Oral history goes digital



19 November 2011

By ANN GIBBONS
Freeman staff
agibbons@freemanonline.com

For most people, history is just a jumble of dates – July 4, 1776, July 14, 1789, Nov. 22, 1963, April 4, 1968* - forgotten as soon as the test is over.

But, people also love stories, and oral histories are a fascinating way to tell the story of the Hudson River Valley.

That’s why four partner organizations, each with a different mission, have received a $430,000 National Leadership Grant from the federal Institute of Museum and Library Services, to help communities turn their archival oral histories into documents that can then be shared across the vast digital spectrum.

“We are, of course, thrilled to receive the grant,” said Tessa Killian, associate director of the Southeastern New York Library Resources Council, located in Highland, which is lead agency and partner in the grant. “The grant is extremely competitive, a major award and four years in the planning for us,” she said.

The grant’s concept is relatively simple; its application somewhat more complicated, said Eileen McAdam, director of the Sound and Story Project, based in Stone Ridge, which is partner and project manager of the grant.
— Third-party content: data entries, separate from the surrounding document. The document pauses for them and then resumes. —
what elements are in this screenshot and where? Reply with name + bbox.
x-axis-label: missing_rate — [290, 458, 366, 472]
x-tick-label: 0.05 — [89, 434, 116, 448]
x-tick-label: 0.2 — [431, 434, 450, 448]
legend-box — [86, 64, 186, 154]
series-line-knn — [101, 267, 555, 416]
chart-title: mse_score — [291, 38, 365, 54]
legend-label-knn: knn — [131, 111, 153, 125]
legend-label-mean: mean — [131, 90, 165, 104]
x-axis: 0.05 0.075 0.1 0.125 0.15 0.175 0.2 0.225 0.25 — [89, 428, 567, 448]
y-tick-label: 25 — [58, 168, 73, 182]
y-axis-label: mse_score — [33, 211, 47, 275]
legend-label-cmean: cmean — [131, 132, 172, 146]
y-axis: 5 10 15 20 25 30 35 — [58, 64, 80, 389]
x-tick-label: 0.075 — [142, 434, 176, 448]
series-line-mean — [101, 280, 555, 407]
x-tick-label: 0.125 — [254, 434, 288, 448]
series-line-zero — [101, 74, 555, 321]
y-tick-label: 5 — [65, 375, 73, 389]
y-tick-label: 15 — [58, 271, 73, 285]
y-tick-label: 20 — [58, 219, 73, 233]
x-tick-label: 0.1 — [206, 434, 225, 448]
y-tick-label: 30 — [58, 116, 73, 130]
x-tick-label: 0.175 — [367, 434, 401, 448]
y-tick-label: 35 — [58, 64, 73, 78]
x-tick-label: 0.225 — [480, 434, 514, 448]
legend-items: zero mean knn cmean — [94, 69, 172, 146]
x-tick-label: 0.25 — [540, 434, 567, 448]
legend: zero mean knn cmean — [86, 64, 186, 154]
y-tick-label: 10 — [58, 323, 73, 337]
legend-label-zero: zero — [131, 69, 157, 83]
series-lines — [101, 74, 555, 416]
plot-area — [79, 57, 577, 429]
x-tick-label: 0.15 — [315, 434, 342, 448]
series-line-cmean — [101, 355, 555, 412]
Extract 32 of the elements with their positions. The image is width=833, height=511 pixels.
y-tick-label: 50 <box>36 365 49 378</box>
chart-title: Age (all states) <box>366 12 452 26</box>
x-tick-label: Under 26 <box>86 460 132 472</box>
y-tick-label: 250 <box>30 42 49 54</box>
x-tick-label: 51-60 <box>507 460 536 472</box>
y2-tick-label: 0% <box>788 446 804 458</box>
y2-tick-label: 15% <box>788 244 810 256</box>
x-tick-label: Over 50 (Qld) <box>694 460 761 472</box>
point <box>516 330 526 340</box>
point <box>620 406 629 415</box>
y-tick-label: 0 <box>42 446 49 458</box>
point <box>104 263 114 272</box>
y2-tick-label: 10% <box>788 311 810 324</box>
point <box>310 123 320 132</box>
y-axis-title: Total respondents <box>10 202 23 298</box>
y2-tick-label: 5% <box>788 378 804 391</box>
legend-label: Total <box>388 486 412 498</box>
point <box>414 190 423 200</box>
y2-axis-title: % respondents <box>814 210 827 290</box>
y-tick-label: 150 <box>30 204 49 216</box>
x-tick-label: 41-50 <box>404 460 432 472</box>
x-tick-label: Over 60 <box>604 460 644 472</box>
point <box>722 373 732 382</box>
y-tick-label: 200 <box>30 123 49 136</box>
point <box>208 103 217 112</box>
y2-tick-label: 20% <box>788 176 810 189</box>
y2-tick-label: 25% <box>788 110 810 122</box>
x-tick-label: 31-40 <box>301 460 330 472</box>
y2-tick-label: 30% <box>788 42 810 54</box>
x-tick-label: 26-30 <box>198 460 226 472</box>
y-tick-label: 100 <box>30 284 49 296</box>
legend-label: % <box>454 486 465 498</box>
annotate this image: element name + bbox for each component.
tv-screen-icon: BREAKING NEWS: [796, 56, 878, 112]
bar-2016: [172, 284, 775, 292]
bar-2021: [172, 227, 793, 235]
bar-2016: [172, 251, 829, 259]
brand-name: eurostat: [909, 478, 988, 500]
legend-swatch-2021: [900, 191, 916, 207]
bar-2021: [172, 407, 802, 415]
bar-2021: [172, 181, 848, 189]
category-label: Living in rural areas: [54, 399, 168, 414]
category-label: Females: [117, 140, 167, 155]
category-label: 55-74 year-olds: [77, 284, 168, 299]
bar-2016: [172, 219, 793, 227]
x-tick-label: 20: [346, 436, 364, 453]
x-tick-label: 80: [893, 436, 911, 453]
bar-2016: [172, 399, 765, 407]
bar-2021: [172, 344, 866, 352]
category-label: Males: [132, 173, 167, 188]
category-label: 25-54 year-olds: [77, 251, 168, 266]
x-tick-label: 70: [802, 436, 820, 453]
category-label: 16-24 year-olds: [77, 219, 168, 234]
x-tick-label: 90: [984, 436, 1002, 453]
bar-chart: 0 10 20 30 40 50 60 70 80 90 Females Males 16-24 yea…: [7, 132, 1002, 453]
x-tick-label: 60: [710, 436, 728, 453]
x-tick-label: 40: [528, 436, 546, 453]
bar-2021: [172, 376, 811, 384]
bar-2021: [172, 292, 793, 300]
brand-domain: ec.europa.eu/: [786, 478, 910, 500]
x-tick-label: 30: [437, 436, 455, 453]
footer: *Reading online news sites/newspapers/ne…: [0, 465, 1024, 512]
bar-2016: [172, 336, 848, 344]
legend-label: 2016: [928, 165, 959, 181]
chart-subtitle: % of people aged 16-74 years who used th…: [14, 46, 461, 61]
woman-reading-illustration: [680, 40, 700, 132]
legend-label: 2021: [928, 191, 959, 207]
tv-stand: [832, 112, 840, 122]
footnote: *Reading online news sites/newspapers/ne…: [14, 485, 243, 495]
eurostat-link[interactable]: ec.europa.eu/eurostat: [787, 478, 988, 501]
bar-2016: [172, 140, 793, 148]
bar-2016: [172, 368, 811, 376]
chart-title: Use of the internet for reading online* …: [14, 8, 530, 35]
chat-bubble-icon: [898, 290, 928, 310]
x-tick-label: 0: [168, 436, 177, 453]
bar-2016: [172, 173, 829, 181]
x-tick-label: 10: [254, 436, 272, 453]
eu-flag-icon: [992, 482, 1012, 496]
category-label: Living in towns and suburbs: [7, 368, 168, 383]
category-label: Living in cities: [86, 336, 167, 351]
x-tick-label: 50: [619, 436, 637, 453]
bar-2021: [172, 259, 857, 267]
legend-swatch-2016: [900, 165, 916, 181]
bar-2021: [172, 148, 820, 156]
Greater Hudson Heritage Network, located in Elmsford, and the Hudson River Valley Institute at Marist College are the two other grant partners.

The grant will enable the council and the Sound and Story Project to bring Hudson Valley voices of the past into the high-tech present with a new project: “Voices of the Hudson Valley: Bringing New Technology to Old Stories for 21st Century Audiences.”

“We want to get those wonderful oral histories off the shelves of the holding organization, such as an historical society, and get them out to a wider audience,” McAdam said.

“Our goal is to get those cassette tapes, that libraries and historical societies have painstakingly recorded, and make them accessible by computer, telephone, iPad or iPhone,” Killian chimed in.